Tuesday, January 8, 2013

We Irish are a sentimental lot

Rudy Bowman (left) with Ben Johnson and John Wayne in "She Wore a Yellow Ribbon"

Which is why we love stories like this one.  If you've watched John Ford's "She Wore a Yellow Ribbon," (and if you haven't you certainly should) you may recall the scene where a gravely wounded "Trooper Smith," who is actually a former CSA general enlisted in the US Cavalry under a pseudonym, speaks a few words in commendation of his sergeant, likewise a former CSA officer, before expiring.  There is a touching story behind this scene that speaks well not only of the actor portraying Trooper Smith, but also of John Ford himself.

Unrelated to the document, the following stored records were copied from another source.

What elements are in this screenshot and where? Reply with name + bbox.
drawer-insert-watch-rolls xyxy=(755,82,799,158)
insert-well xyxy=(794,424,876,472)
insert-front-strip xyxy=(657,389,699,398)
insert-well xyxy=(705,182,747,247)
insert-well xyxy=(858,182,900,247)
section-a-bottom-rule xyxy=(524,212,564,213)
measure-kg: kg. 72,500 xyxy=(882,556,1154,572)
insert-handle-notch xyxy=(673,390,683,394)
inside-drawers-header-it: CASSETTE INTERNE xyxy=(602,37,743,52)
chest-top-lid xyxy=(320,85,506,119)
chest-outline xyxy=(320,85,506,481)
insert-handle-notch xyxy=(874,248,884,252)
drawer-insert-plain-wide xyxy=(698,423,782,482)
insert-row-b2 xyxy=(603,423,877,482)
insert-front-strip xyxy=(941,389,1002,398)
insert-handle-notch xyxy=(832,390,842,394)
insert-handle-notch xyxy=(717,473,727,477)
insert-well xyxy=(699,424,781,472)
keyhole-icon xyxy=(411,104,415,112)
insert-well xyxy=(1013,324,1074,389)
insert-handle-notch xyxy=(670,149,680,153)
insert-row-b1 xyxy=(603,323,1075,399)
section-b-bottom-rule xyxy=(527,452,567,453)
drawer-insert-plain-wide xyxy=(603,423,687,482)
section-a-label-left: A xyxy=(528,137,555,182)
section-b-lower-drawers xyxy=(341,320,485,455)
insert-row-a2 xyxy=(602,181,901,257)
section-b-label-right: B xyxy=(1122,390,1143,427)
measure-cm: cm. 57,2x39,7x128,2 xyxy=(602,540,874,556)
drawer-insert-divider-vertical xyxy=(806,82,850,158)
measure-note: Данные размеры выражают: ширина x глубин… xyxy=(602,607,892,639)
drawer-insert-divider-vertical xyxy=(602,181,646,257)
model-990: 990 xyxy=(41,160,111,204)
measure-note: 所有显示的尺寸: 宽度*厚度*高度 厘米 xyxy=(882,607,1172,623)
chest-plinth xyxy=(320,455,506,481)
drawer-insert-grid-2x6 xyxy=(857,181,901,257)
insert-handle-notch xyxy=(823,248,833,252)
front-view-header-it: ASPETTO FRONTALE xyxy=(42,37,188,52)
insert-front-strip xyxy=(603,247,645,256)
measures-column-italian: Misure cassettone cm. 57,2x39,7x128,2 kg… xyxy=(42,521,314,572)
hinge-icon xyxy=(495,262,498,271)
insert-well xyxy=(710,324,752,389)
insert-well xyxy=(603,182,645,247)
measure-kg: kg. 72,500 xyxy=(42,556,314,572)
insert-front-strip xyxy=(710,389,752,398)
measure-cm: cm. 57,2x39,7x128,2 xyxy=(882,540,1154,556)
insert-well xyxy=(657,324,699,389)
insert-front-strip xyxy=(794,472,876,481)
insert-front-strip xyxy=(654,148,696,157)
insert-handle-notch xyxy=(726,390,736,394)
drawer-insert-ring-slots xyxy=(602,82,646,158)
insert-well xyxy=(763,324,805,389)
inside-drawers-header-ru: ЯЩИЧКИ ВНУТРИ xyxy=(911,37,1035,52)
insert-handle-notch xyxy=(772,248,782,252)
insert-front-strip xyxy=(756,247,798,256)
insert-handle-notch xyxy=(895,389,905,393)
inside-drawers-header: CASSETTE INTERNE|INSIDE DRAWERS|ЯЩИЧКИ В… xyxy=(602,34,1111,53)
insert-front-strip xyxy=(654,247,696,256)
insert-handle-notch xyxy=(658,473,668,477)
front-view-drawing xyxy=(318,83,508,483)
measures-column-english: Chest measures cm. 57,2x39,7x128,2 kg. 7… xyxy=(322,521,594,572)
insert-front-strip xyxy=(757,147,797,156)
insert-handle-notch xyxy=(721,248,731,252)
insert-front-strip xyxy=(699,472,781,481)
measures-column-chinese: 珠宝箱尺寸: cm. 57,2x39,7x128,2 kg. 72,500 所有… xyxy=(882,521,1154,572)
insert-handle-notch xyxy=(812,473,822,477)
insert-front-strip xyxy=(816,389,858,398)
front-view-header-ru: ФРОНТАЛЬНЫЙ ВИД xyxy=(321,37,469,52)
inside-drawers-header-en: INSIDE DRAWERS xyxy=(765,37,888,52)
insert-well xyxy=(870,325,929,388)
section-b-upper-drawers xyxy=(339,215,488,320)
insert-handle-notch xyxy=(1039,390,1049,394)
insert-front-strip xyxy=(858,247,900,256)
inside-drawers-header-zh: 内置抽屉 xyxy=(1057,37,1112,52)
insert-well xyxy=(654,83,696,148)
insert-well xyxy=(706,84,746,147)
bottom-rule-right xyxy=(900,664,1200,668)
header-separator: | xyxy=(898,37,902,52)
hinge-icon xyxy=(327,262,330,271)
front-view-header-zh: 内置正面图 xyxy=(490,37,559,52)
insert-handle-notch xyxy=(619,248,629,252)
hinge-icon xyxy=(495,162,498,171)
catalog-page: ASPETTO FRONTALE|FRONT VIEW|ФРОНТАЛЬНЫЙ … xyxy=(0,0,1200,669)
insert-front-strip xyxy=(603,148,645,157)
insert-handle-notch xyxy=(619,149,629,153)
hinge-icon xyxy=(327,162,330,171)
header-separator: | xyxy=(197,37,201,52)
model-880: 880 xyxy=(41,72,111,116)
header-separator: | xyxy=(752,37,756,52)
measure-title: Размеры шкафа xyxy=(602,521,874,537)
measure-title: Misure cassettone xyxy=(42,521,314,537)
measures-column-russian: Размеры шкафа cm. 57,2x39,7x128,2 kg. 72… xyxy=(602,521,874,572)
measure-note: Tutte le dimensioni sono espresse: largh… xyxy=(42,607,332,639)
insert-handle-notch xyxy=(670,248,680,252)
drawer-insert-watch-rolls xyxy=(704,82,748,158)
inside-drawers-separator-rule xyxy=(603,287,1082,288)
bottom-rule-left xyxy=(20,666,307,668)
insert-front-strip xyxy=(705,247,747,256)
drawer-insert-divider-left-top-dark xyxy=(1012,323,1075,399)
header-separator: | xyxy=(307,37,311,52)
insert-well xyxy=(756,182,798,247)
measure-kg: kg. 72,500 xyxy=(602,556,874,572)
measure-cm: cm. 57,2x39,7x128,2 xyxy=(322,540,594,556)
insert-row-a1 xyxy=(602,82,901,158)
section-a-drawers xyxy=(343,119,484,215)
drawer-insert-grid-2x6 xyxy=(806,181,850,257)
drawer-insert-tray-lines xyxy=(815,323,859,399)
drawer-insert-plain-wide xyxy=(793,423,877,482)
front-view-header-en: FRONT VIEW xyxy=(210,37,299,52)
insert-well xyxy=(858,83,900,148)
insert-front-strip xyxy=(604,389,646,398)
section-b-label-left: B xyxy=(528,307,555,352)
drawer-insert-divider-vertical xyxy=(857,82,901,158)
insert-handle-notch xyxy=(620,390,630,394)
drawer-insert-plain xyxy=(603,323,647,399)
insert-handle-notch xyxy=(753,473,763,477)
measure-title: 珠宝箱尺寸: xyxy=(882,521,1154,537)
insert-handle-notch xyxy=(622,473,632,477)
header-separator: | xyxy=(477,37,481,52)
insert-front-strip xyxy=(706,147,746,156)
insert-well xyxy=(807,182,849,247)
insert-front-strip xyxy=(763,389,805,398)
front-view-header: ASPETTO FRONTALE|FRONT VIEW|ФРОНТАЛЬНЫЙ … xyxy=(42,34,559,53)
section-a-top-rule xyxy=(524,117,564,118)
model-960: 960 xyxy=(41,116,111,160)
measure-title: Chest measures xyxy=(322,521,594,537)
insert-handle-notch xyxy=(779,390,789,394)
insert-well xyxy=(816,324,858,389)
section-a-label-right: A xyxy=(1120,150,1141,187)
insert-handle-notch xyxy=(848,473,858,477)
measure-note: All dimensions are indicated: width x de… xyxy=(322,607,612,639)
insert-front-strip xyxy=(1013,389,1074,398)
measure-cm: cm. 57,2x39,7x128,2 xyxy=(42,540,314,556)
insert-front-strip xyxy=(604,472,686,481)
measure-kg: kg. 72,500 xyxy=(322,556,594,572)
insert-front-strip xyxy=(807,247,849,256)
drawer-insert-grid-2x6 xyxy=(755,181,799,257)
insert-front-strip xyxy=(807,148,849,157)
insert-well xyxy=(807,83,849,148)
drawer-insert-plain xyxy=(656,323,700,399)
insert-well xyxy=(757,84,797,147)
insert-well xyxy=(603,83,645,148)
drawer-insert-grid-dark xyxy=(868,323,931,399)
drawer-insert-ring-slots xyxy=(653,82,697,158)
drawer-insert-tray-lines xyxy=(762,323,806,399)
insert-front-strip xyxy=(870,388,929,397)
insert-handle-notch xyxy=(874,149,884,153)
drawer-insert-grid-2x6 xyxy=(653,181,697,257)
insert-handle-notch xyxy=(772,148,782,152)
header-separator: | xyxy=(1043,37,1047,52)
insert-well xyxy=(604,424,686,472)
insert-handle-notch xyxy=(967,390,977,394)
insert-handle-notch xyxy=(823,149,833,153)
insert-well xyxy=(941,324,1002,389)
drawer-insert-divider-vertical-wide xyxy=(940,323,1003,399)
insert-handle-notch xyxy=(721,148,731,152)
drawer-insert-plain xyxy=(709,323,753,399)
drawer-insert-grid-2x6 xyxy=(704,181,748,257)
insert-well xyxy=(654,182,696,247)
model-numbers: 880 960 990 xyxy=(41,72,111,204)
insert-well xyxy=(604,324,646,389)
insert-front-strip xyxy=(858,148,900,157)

The actor's name is Rudy Bowman, and though from his youth Bowman had dreamed of becoming an actor, and though he had indeed appeared in many movies, at the age of 59 Bowman was playing the sole speaking role of his career.  That's because, as an infantryman in the Great War, Bowman suffered a grievous shrapnel wound which tore out a portion of his trachea, including all of his vocal cords.   Though he could barely breathe, much less speak, Bowman was, in a way, fortunate, in that the rest of his squad had been instantly killed by the shell blast.  However, such a wound would seem to have put an end to Bowman's dream of an acting career.   Nevertheless, Bowman persevered, finding work in Hollywood as an extra and as a camera man.  Even more remarkably, through years of practice and exercise, Bowman actually taught himself to speak using the ventricular folds of the throat.  At first, Bowman managed only barely audible grunts, but eventually, through precise breath control, Bowman could achieve clipped, short phrases of otherwise normal sounding speech.

The director of the scene, John Ford, had served as a Commander in the US Navy Reserve during World War II, and was himself wounded by shrapnel at the Battle of Midway.  Ford also filmed the bloody D-Day landings on Omaha Beach, though the undoubtedly shocking footage has never been publicly shown, and is said to be lost.  Moreover, Ford had served in the OSS (the predecessor to the CIA), suffering a gunshot wound during an OSS mission.   As a twice-wounded veteran, Ford took great satisfaction in employing fellow Purple Heart winners in his pictures.   Ford knew of Bowman, and happily offered him the role of Trooper Smith, confident that speaking a dying man's few final words was within Bowman's abilities. 

Everyone on the set that day was aware of Bowman's story.  After an encouraging wink from John Wayne, Bowman began his short scene.  Halfway through his character's short, dying speech, which Bowman pronounced in phrases of a few words each, his voice broke, and a tear ran down his cheek.  Bowman quickly recovered, and when he had finished, even the hardened stunt men were also in tears.